On Thursday, April 6, 2017 at 7:01:38 PM UTC+3, bassam king karzeddin wrote:
> > On Wed, 19 Apr 2006 20:48:47 +0200, "Ulrich Diez"
> > <eu_an...@web.de.invalid> wrote:
> >
> > >bassam king karzeddin wrote:
> > >
> > >> "If (x) and (y) are two distinct integers belong
> > to Z*, where (x) and (y) are prime to each other,
> > >> and (n) is odd positive integer > grater than
> > one, then there exist three integers (m, k, p),
> > >> where (m) belongs to Z*, (k) belongs to N, (p) is
> > prime number,
> > >> where (m) and (p) are prime to each other, such
> > that:
> > >>
> > >> x^ n + y^n + m*(p^(2^k)) = 0 "
> > >
> > >I'm not all too experienced in maths.

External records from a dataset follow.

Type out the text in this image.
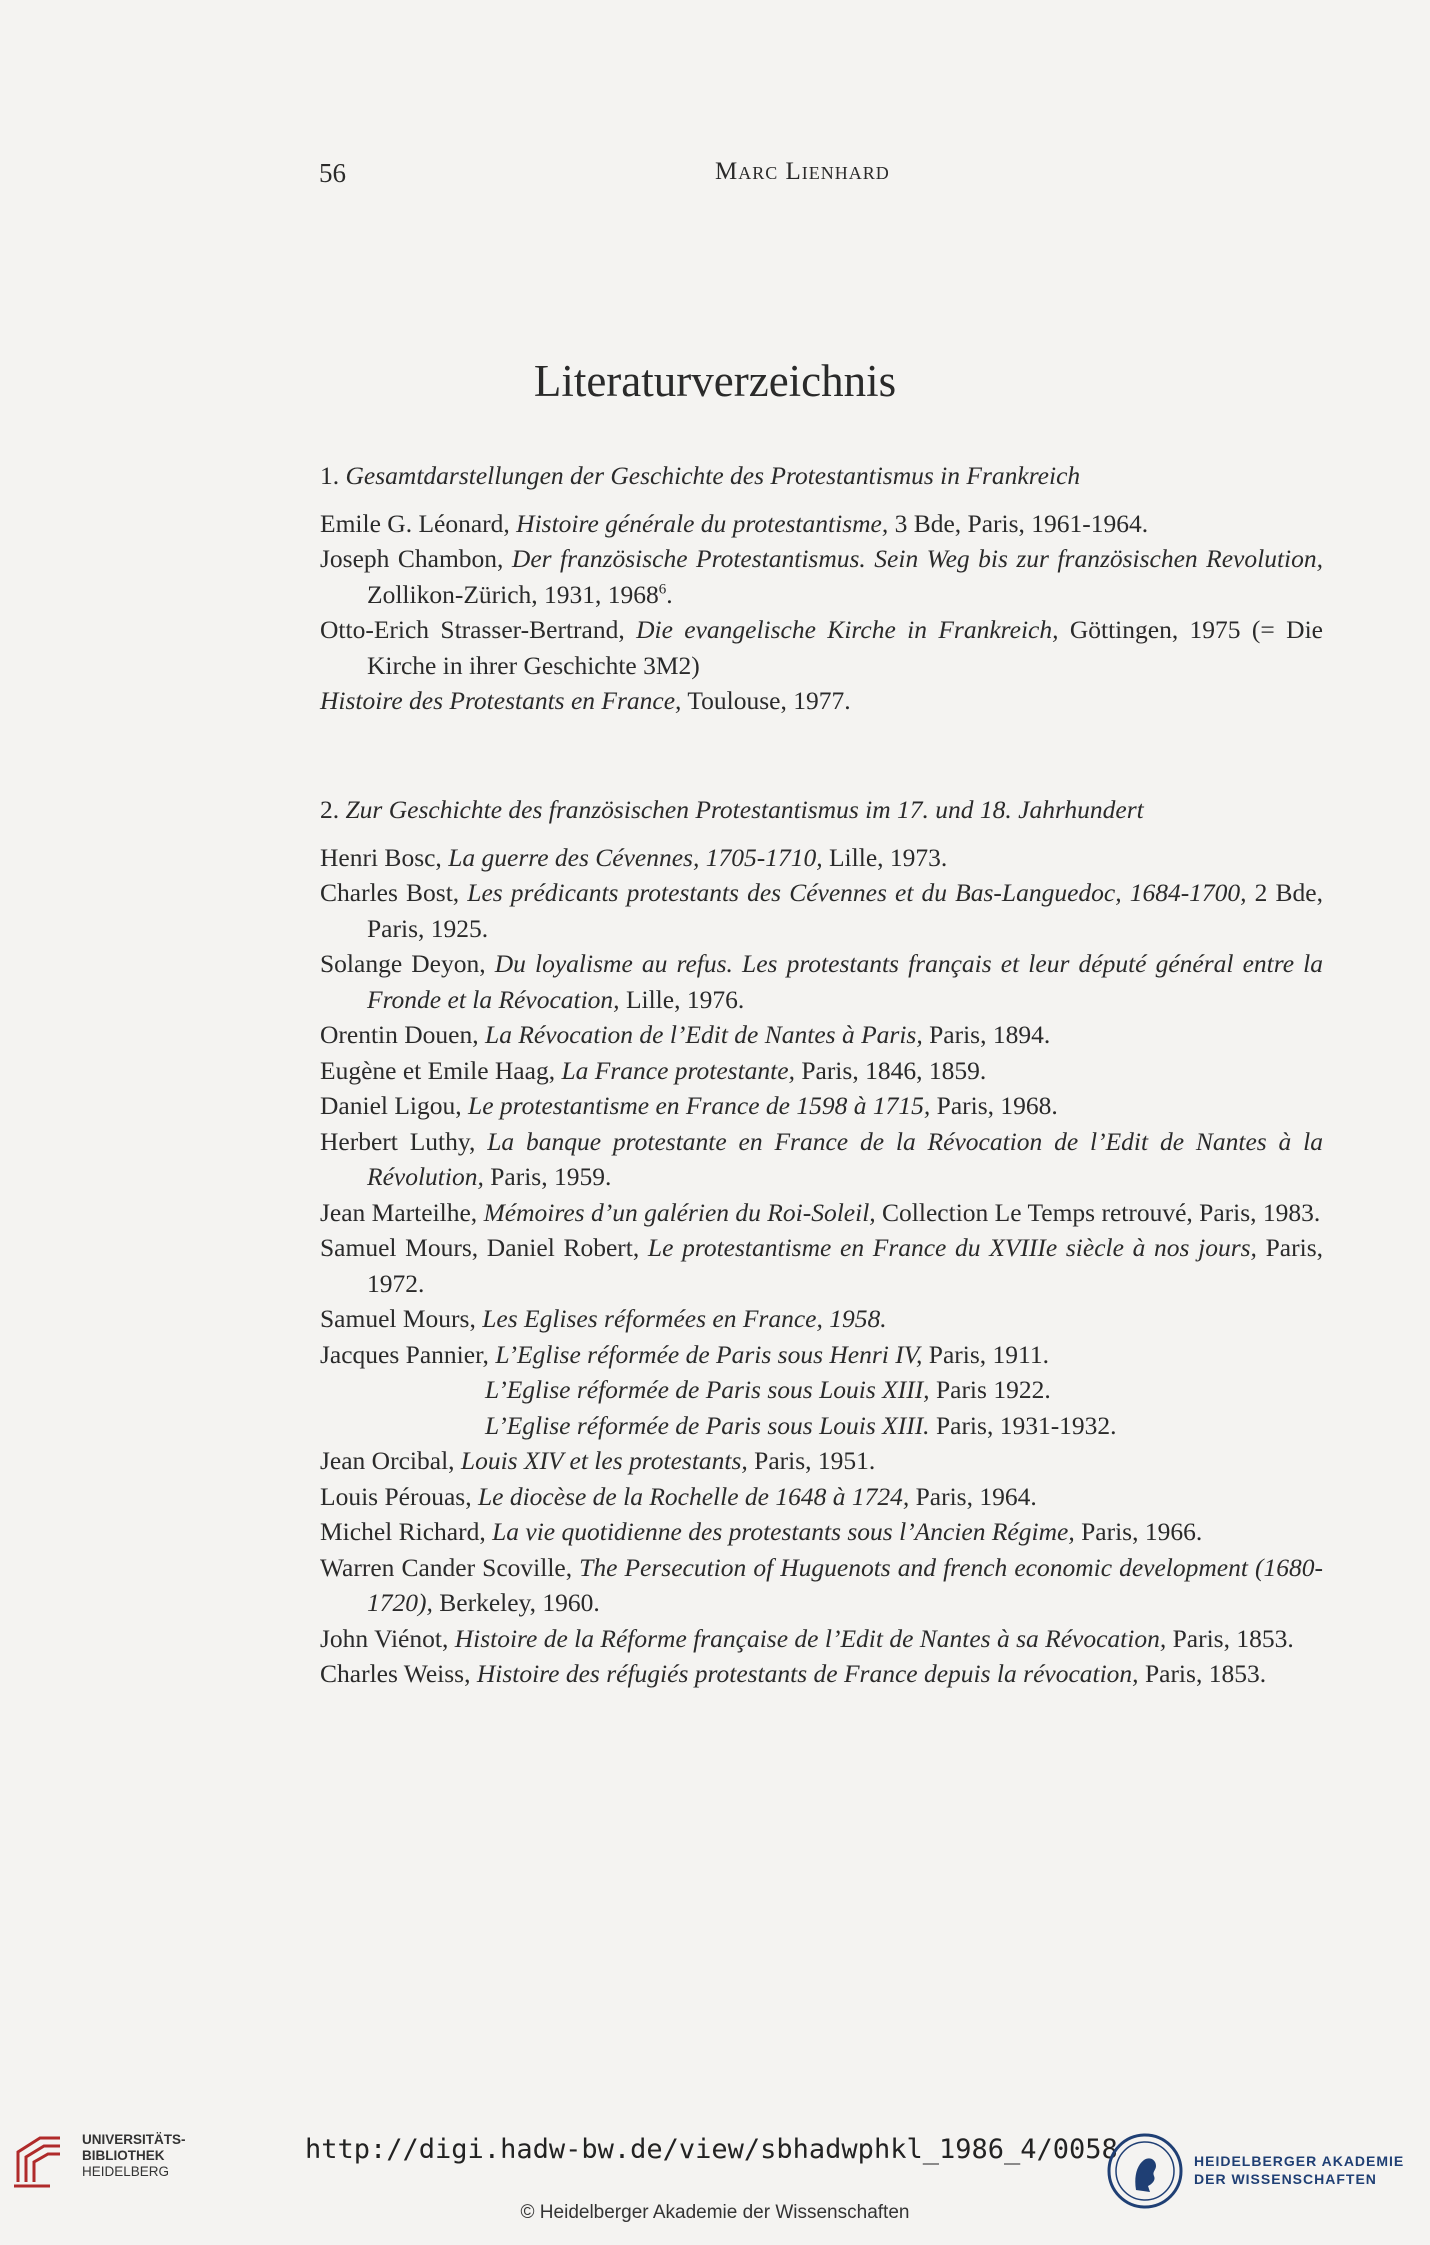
56	Marc Lienhard
Literaturverzeichnis

1. Gesamtdarstellungen der Geschichte des Protestantismus in Frankreich

Emile G. Léonard, Histoire générale du protestantisme, 3 Bde, Paris, 1961-1964.
Joseph Chambon, Der französische Protestantismus. Sein Weg bis zur französischen Revolution, Zollikon-Zürich, 1931, 1968$^6$.
Otto-Erich Strasser-Bertrand, Die evangelische Kirche in Frankreich, Göttingen, 1975 (= Die Kirche in ihrer Geschichte 3M2)
Histoire des Protestants en France, Toulouse, 1977.

2. Zur Geschichte des französischen Protestantismus im 17. und 18. Jahrhundert

Henri Bosc, La guerre des Cévennes, 1705-1710, Lille, 1973.
Charles Bost, Les prédicants protestants des Cévennes et du Bas-Languedoc, 1684-1700, 2 Bde, Paris, 1925.
Solange Deyon, Du loyalisme au refus. Les protestants français et leur député général entre la Fronde et la Révocation, Lille, 1976.
Orentin Douen, La Révocation de l’Edit de Nantes à Paris, Paris, 1894.
Eugène et Emile Haag, La France protestante, Paris, 1846, 1859.
Daniel Ligou, Le protestantisme en France de 1598 à 1715, Paris, 1968.
Herbert Luthy, La banque protestante en France de la Révocation de l’Edit de Nantes à la Révolution, Paris, 1959.
Jean Marteilhe, Mémoires d’un galérien du Roi-Soleil, Collection Le Temps retrouvé, Paris, 1983.
Samuel Mours, Daniel Robert, Le protestantisme en France du XVIIIe siècle à nos jours, Paris, 1972.
Samuel Mours, Les Eglises réformées en France, 1958.
Jacques Pannier, L’Eglise réformée de Paris sous Henri IV, Paris, 1911.
L’Eglise réformée de Paris sous Louis XIII, Paris 1922.
L’Eglise réformée de Paris sous Louis XIII. Paris, 1931-1932.
Jean Orcibal, Louis XIV et les protestants, Paris, 1951.
Louis Pérouas, Le diocèse de la Rochelle de 1648 à 1724, Paris, 1964.
Michel Richard, La vie quotidienne des protestants sous l’Ancien Régime, Paris, 1966.
Warren Cander Scoville, The Persecution of Huguenots and french economic development (1680-1720), Berkeley, 1960.
John Viénot, Histoire de la Réforme française de l’Edit de Nantes à sa Révocation, Paris, 1853.
Charles Weiss, Histoire des réfugiés protestants de France depuis la révocation, Paris, 1853.
UNIVERSITÄTS-
BIBLIOTHEK
HEIDELBERG
http://digi.hadw-bw.de/view/sbhadwphkl_1986_4/0058
© Heidelberger Akademie der Wissenschaften
HEIDELBERGER AKADEMIE
DER WISSENSCHAFTEN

> > >I think not all points of the proof were outlined in
> > detail.
> >
> > That's because it's not a full proof. Rather it's a
> > proof based on a
> > conjecture.
> >
> > >So not everything is clear to me yet.
> > >Please let me summarize the "bassam king
> > karzeddin"-proof in my words:
> > >
> > >Let v = -m , you get:
> > > x^ n + y^n - v*(p^(2^k)) = 0
> > > x^ n + y^n = v*(p^(2^k))
> > >
> > >m and p are prime to each other.
> > >-> v and p are prime to each other also/p is not a
> > prime-factor of v.
> > >->
> > >When looking at the exponents of the prime-factors
> > of
> > >(x^n+y^n), you will for n >3 in any case find for at
> > least one
> > >prime-factor (which is called p in the "bassam king
> > karzeddin"-
> > >equation), that it's exponent is a non-negative
> > integer-power of 2
> > >(, which means that the whole expression cannot be
> > an
> > >odd positive integer-power > 1 of another
> > integer-number).
> > >
> > >Did I get this right?
> >
> > Yes, that's the argument. The unproved part is the
> > equation:
> >
> > x^ n + y^n + m*(p^(2^k)) = 0
> >
> > There's no proof that for any distinct coprime
> > integers x,y, you can
> > always find m,p,k satisfying the equation together
> > with the
> > requirements that p is prime, k is a nonnegative
> > integer, and m is an
> > integer relatively prime to p.
> >
> > >If not: Please forgive my ignorance and tell me
> > about the error in
> > >my understanding.
> > >If so: Please forgive my ignorance --I'm not a
> > mathematician at all-- but
> > >how to prove this?
> >
> > Good question. As far as I can see, no proof or even
> > partial proof of
> > the conjectured equation has been provided by
> > Karzeddin. His only
> > claim is that "no counterexample exists", which is
> > obviously not a
> > proof.
> >
> > >(Maybe there is an example where all prime-factor-
> > >exponents are not non-negative integer-powers of 2
> > although the
> > >expression does not have the form x^n+y^n=z^n. I
> > didn't find one
> > >yet and I hope that no one else will,
> >
> > Right -- maybe there is a counterexample. but so far,
> > the conjecture
> > has survived brute force attack.
> >
> > >but perhaps a formal proof might be a remedy for all
> > scepticalness.)
> >
> > A formal proof would be spectacular, since FLT would
> > then be just a
> > simple corollary.
> >
> > I don't have any feeling for why the conjecture
> > should be true, hence,
> > a counterexample wouldn't surprise me. In fact, I'm
> > surprised that the
> > conjecture didn't fall immediately to a simple brute
> > force test with
> > relatively small values of x,y,n.
> >
> > quasi
>
> And, there will be no counter example for sure
>
> Regards
> Bassam King Karzeddin
> 6th, April, 2017

Aren't the number theorists still clueless about it?

Bkk